In response to the car-making speculation surrounding Huawei, an insider at the company said to news outlet Yicai that Huawei has its own business boundaries and will not engage in upper-layer application or vehicle manufacturing.

The "car manufacturing" rumors, in essence, are about Huawei's arrangement in vehicular networking, the insider underlined. In fact, like Apple and other tech behemoths across the globe, Huawei has started investing in car networking for quite a long time.

As early as in 2013, Huawei launched the on-board module ME909T and continued to invest in research and development related to vehicle networking with a purported investment of over 100 million yuan each year. Since then, Huawei has begun to carry out a series of strategic cooperation with global automobile companies and in 2018, the telecom company entered into separate agreements with carmakers including BAIC BJEV, FAW Group Corporation and Audi.

According to Yuan Tingqiu, vice president of Central Research Institute at Huawei, some high-end vehicle entails 100 million lines of code, which exceeds that of Facebook or Microsoft Office. In Yuan's opinion, cars in the future will be the integrated data, computing and control center and become an integral part for human beings.

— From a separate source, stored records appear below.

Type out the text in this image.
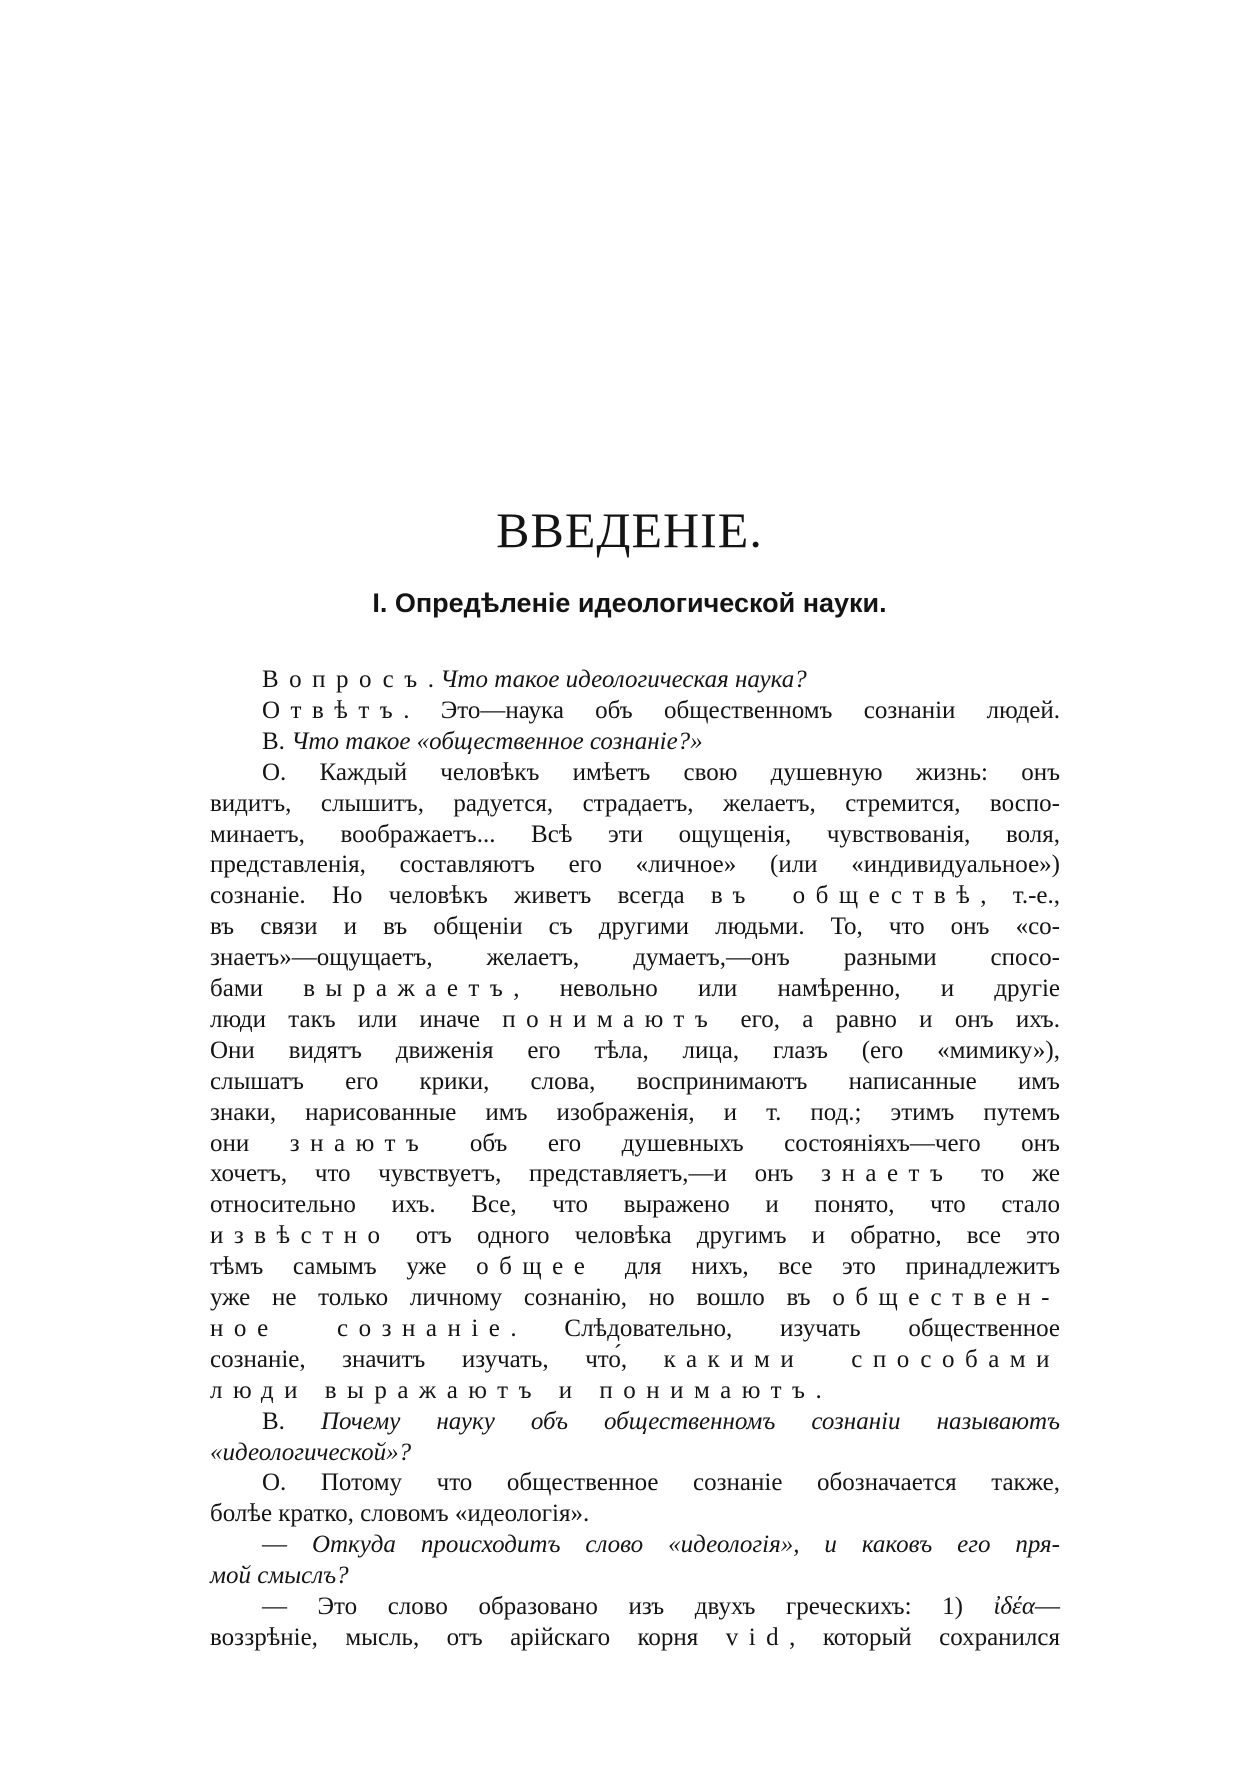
ВВЕДЕНІЕ.
I. Опредѣленіе идеологической науки.
Вопросъ. Что такое идеологическая наука?
Отвѣтъ. Это—наука объ общественномъ сознаніи людей.
В. Что такое «общественное сознаніе?»
О. Каждый человѣкъ имѣетъ свою душевную жизнь: онъ
видитъ, слышитъ, радуется, страдаетъ, желаетъ, стремится, воспо-
минаетъ, воображаетъ... Всѣ эти ощущенія, чувствованія, воля,
представленія, составляютъ его «личное» (или «индивидуальное»)
сознаніе. Но человѣкъ живетъ всегда въ обществѣ, т.-е.,
въ связи и въ общеніи съ другими людьми. То, что онъ «со-
знаетъ»—ощущаетъ, желаетъ, думаетъ,—онъ разными спосо-
бами выражаетъ, невольно или намѣренно, и другіе
люди такъ или иначе понимаютъ его, а равно и онъ ихъ.
Они видятъ движенія его тѣла, лица, глазъ (его «мимику»),
слышатъ его крики, слова, воспринимаютъ написанные имъ
знаки, нарисованные имъ изображенія, и т. под.; этимъ путемъ
они знаютъ объ его душевныхъ состояніяхъ—чего онъ
хочетъ, что чувствуетъ, представляетъ,—и онъ знаетъ то же
относительно ихъ. Все, что выражено и понято, что стало
извѣстно отъ одного человѣка другимъ и обратно, все это
тѣмъ самымъ уже общее для нихъ, все это принадлежитъ
уже не только личному сознанію, но вошло въ обществен-
ное сознаніе. Слѣдовательно, изучать общественное
сознаніе, значитъ изучать, что́, какими способами
люди выражаютъ и понимаютъ.
В. Почему науку объ общественномъ сознаніи называютъ
«идеологической»?
О. Потому что общественное сознаніе обозначается также,
болѣе кратко, словомъ «идеологія».
— Откуда происходитъ слово «идеологія», и каковъ его пря-
мой смыслъ?
— Это слово образовано изъ двухъ греческихъ: 1) ἰδέα—
воззрѣніе, мысль, отъ арійскаго корня vid, который сохранился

Judging from the overall picture, software is taking a dominant role in the auto industry, and E-enabled and software-based transformation and informatization are outweighing mechanical parts as the core value in a vehicle. The unmanned vehicle, which poses challenges in data processing and computing, is an inevitable trend.

The auto industry is standing at the turning point when traditional cars are transforming to smart connected ones and single intelligent vehicle is integrating into smart city networks. It's evident that Huawei is not the only one that has figured this out. A fleet of Chinese and global enterprises have been ramping up investment in this area.

Starting in 2014, Apple began working on "Project Titan", setting up special labs and hiring software and automotive engineers to work on developing cars. In 2017, the iPhone maker has been granted a permit to test self-driving vehicles on public roads in California.

Google launched its self-driving car project in 2009 and now is testing its third-generation vehicles. China's Baidu, Tecent and Alibaba are also eyeing a share in the driverless market.

Some analysts held that only two types of companies can outrun their competition in the race of developing unmanned vehicle, which are automobile manufacturers with strong technological capability and companies like Huawei boasting core technologies in car networking and autonomous driving.